My Craft

About a week ago, I decided I was trying to play too many games at once.

I was running two accounts on EvE, getting to level 80 on WoW, trying the open beta of Final Fantasy XIV and playing nightly bouts of Team Fortress 2. It might not sound like a lot, but playing three MMOs, and trying to make decent progress in all three can be quite wearing.

So I decided to add another game to the pile. What harm could it do, eh?

I’d been after buying Minecraft for a while. I had first played it a few months back, around the Easter hols. The lovely people over at PC Gamer had pointed me in that direction, and ever-loyal dog that I was, I happily padded to it, wagging my tail all the way. Ten minutes later, I had convinced friends to try, and we spent a few happy hours constructing useless things, trying to reach the top of the map, getting lost in the huge levels, and removing blocks from under peoples feet so they fell to the bottom. We built a giant wall and write our names on it. One guy stayed up until 4am finishing it off. Much fun was had by all.

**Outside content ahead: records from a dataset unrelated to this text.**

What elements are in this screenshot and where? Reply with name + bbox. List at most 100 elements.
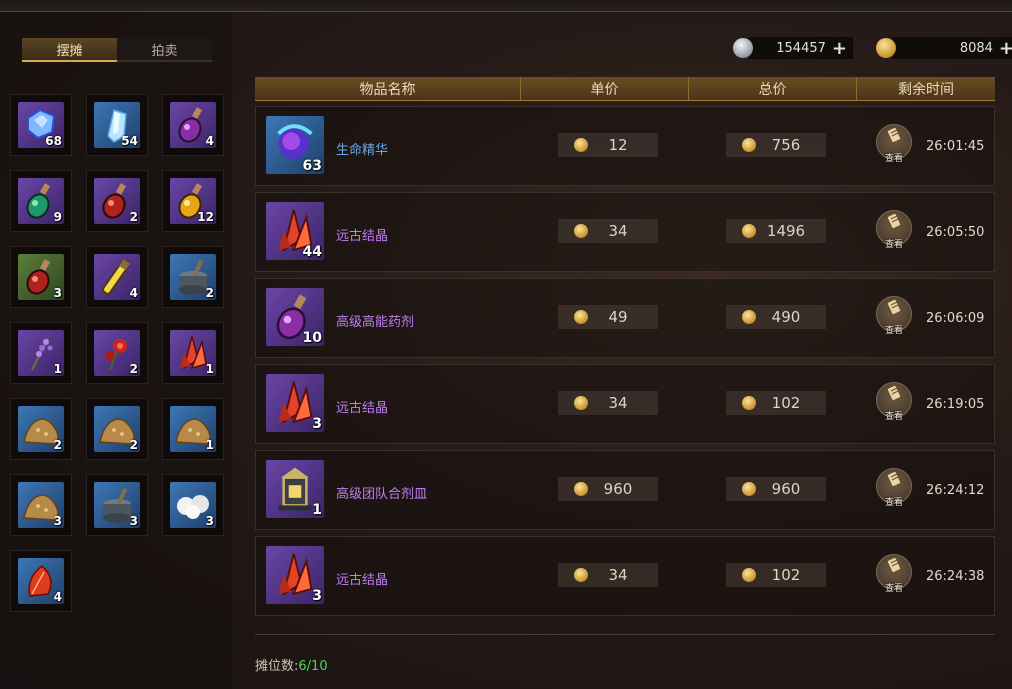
silver-value: 154457	[776, 40, 826, 56]
item-quantity: 12	[197, 210, 214, 224]
scroll-icon	[883, 211, 905, 237]
gold-coin-icon	[742, 138, 756, 152]
item-quantity: 3	[53, 286, 62, 300]
inventory-slot[interactable]: 9	[10, 170, 72, 232]
total-price-value: 102	[771, 394, 801, 412]
inventory-slot[interactable]: 4	[86, 246, 148, 308]
item-name: 高级团队合剂皿	[336, 487, 428, 502]
gold-coin-icon	[876, 38, 896, 58]
add-gold-button[interactable]: +	[999, 38, 1012, 59]
inventory-slot[interactable]: 2	[162, 246, 224, 308]
total-price: 960	[726, 477, 826, 501]
item-quantity: 2	[129, 438, 138, 452]
header-total-price: 总价	[689, 77, 857, 100]
gold-coin-icon	[742, 482, 756, 496]
item-quantity: 44	[302, 244, 322, 260]
unit-price: 12	[558, 133, 658, 157]
lavender-herb-icon: 1	[18, 330, 64, 376]
item-name: 远古结晶	[336, 573, 389, 588]
item-quantity: 1	[205, 438, 214, 452]
gold-coin-icon	[574, 138, 588, 152]
remaining-time: 26:24:12	[926, 483, 985, 498]
ice-crystal-icon: 54	[94, 102, 140, 148]
inventory-slot[interactable]: 3	[162, 474, 224, 536]
ore-pile-icon: 3	[18, 482, 64, 528]
listing-row[interactable]: 10 高级高能药剂 49 490 查看 26:06:09	[255, 278, 995, 358]
silver-amount: 154457 +	[749, 37, 853, 59]
header-unit-price: 单价	[521, 77, 689, 100]
tab-stall[interactable]: 摆摊	[22, 38, 117, 62]
item-name: 远古结晶	[336, 401, 389, 416]
red-flower-icon: 2	[94, 330, 140, 376]
unit-price-value: 34	[608, 394, 628, 412]
gold-coin-icon	[574, 396, 588, 410]
inventory-slot[interactable]: 2	[86, 398, 148, 460]
silver-coin-icon	[733, 38, 753, 58]
listing-row[interactable]: 1 高级团队合剂皿 960 960 查看 26:24:12	[255, 450, 995, 530]
inventory-slot[interactable]: 1	[162, 322, 224, 384]
item-quantity: 3	[53, 514, 62, 528]
unit-price: 34	[558, 391, 658, 415]
inventory-slot[interactable]: 3	[86, 474, 148, 536]
inventory-slot[interactable]: 2	[86, 170, 148, 232]
inventory-slot[interactable]: 1	[10, 322, 72, 384]
remaining-time: 26:06:09	[926, 311, 985, 326]
unit-price-value: 49	[608, 308, 628, 326]
lantern-stove-icon: 1	[266, 460, 324, 518]
gold-coin-icon	[574, 310, 588, 324]
inventory-slot[interactable]: 4	[162, 94, 224, 156]
listing-row[interactable]: 3 远古结晶 34 102 查看 26:24:38	[255, 536, 995, 616]
inventory-slot[interactable]: 2	[86, 322, 148, 384]
item-name: 高级高能药剂	[336, 315, 415, 330]
top-bar	[0, 0, 1012, 12]
listing-row[interactable]: 44 远古结晶 34 1496 查看 26:05:50	[255, 192, 995, 272]
item-quantity: 3	[205, 514, 214, 528]
total-price: 102	[726, 391, 826, 415]
listing-row[interactable]: 63 生命精华 12 756 查看 26:01:45	[255, 106, 995, 186]
inventory-slot[interactable]: 12	[162, 170, 224, 232]
inventory-slot[interactable]: 1	[162, 398, 224, 460]
stall-slots-label: 摊位数:	[255, 659, 299, 674]
ore-pile-icon: 1	[170, 406, 216, 452]
mortar-icon: 2	[170, 254, 216, 300]
unit-price: 960	[558, 477, 658, 501]
unit-price-value: 34	[608, 222, 628, 240]
header-remaining-time: 剩余时间	[898, 81, 954, 98]
total-price: 1496	[726, 219, 826, 243]
red-crystal-icon: 1	[170, 330, 216, 376]
item-quantity: 63	[302, 158, 322, 174]
item-quantity: 2	[129, 210, 138, 224]
red-crystal-icon: 3	[266, 546, 324, 604]
remaining-time: 26:05:50	[926, 225, 985, 240]
red-crystal-icon: 3	[266, 374, 324, 432]
scroll-icon	[883, 555, 905, 581]
tab-auction[interactable]: 拍卖	[117, 38, 212, 62]
listing-row[interactable]: 3 远古结晶 34 102 查看 26:19:05	[255, 364, 995, 444]
item-quantity: 1	[205, 362, 214, 376]
cotton-icon: 3	[170, 482, 216, 528]
header-item-name: 物品名称	[255, 77, 521, 100]
divider	[255, 634, 995, 635]
item-quantity: 2	[205, 286, 214, 300]
view-label: 查看	[884, 584, 903, 594]
gold-value: 8084	[959, 40, 993, 56]
inventory-slot[interactable]: 2	[10, 398, 72, 460]
item-quantity: 3	[129, 514, 138, 528]
unit-price-value: 34	[608, 566, 628, 584]
add-silver-button[interactable]: +	[832, 38, 847, 59]
unit-price: 49	[558, 305, 658, 329]
red-leaf-icon: 4	[18, 558, 64, 604]
total-price-value: 960	[771, 480, 801, 498]
scroll-icon	[883, 383, 905, 409]
blue-gem-icon: 68	[18, 102, 64, 148]
inventory-slot[interactable]: 3	[10, 246, 72, 308]
inventory-slot[interactable]: 3	[10, 474, 72, 536]
tab-bar: 摆摊 拍卖	[22, 38, 212, 73]
inventory-slot[interactable]: 4	[10, 550, 72, 612]
red-potion-icon: 2	[94, 178, 140, 224]
view-label: 查看	[884, 154, 903, 164]
inventory-slot[interactable]: 54	[86, 94, 148, 156]
total-price-value: 102	[771, 566, 801, 584]
inventory-slot[interactable]: 68	[10, 94, 72, 156]
item-quantity: 3	[312, 416, 322, 432]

And the next day, we forgot about it and never really bothered to go back on it.

In the months in-between, I was aware of a certain quiet busyness coming from that quiet corner of the web. Again, PC Gamer kept me updated and I slowly began to feel interested in the game again. I heard of a survival mode, where the objective was to build a house during the day, and fend off hordes of ravening zombies at night. I heard of a multiplayer version of this. I heard that it was only available to those people who bought the game.

Starved for cash, as any student is (especially one with such a thirst for MMOs), I scornfully threw it aside.

Later, I returned to the site at looked deeper. I found that it would be cheaper to buy now than at release, not to mention that I would get everything released for it in the future for free. Vague movements began to start from my trousers – my wallet, of course – and I began to seriously think about buying a game in the alpha stages that looked like it was from the wrong end of the nineties.

Truly beautiful graphics

And being so easily distracted, I bought it. I knew I had many other games to play, including the limited time open beta for FFXIV, but I didn’t care. I wanted to play Minecraft, and I thought it’d be a game that filled small gaps between MMOs.

How wrong I was. I played a few hours on my first sitting, and it only got worse from there. The first day was spent just exploring, wondering when the zombies turned up. The preceding night was spent running from said zombies, and dying to the skeletons with unexplainable crossbows. You learn to weave in Minecraft. After that I learned about Creepers – creepy green penis-looking things that explode if you stay close to them for too long. Jewish psychologist, much? Oh, and lets not forget the spiders that are the fastest fucking things in the world. Apparently, you can come across skeletons riding the evil hell-spawned arachnids, but I haven’t had the misfortune to come across them. Yet.

My first night complete, I set to constructing my legacy! Armed with nothing more than my fists, I started digging into the earth, gaining many bricks of dirt in the process. Oddly, even though I found stone, I couldn’t seem to gain any blocks of stone to build with. After some confused Googling, I came across the Minecraft community wiki, Minepedia. If you’re looking towards getting Minecraft, bookmark that page. It is invaluable. The crafting system is simple, but unintuitive. But once you have the trick of it, you’ll wonder how you couldn’t figure it out to begin with.

Bravely hiding in my house. Scary buggers out there!

So, wooden pickaxe in hand - not gonna bore you with the details of how I made it, or why (read the wiki page, you lazy bums) – I set about constructing my first building. One problem; wooden pickaxes don’t last very long, so I was back before long, looking for materials to make a new one. Now armed with several, I went back to my mine, now a comfortable distance underground. Ten minutes later, I returned with a few stacks of stone and a plan. Unfortunately, the sun had set and an opportunistic zombie who couldn’t believe his luck got to bite my head off. But no problem! I respawned a few feet away and got to reclaim my booty before outrunning the poor decomposing soul. I spent that night running around, dodging arrows, spiders, and the occasional explosion before the sun rose (sunlight kills zombies and skeletons, and makes spiders non-aggressive). With the sun fully up, I could begin my construction. A two stone high wall was all that was needed to keep the beasties out, and a fetching wooden door sealed my entrance. A glass roof constructed from heated sand finished the job, and I basked in the glow of a job well done. I had survived my first few nights (sort of), and constructed my house all on my own (sort of).

I had some stone left over.

So I decided to build a statue of myself as a tribute to the great builder that I obviously was.

Of course, the next day, I was working on it, and a Creeper got close enough to blow me up and half of my statue. And then another got the side of my house.

So I made a sword. Some bitches needed telling whose land this was.

“Get orf moi land!”

Minecraft is available now for the low low price of €9.95, (or about £8 or $11) from the website. Don’t forget, it’s 50% off during alpha, so although you’ll have to live with the various bugs and glitches, you’ll get it for cheaper than when it finally gets released. Happy mining!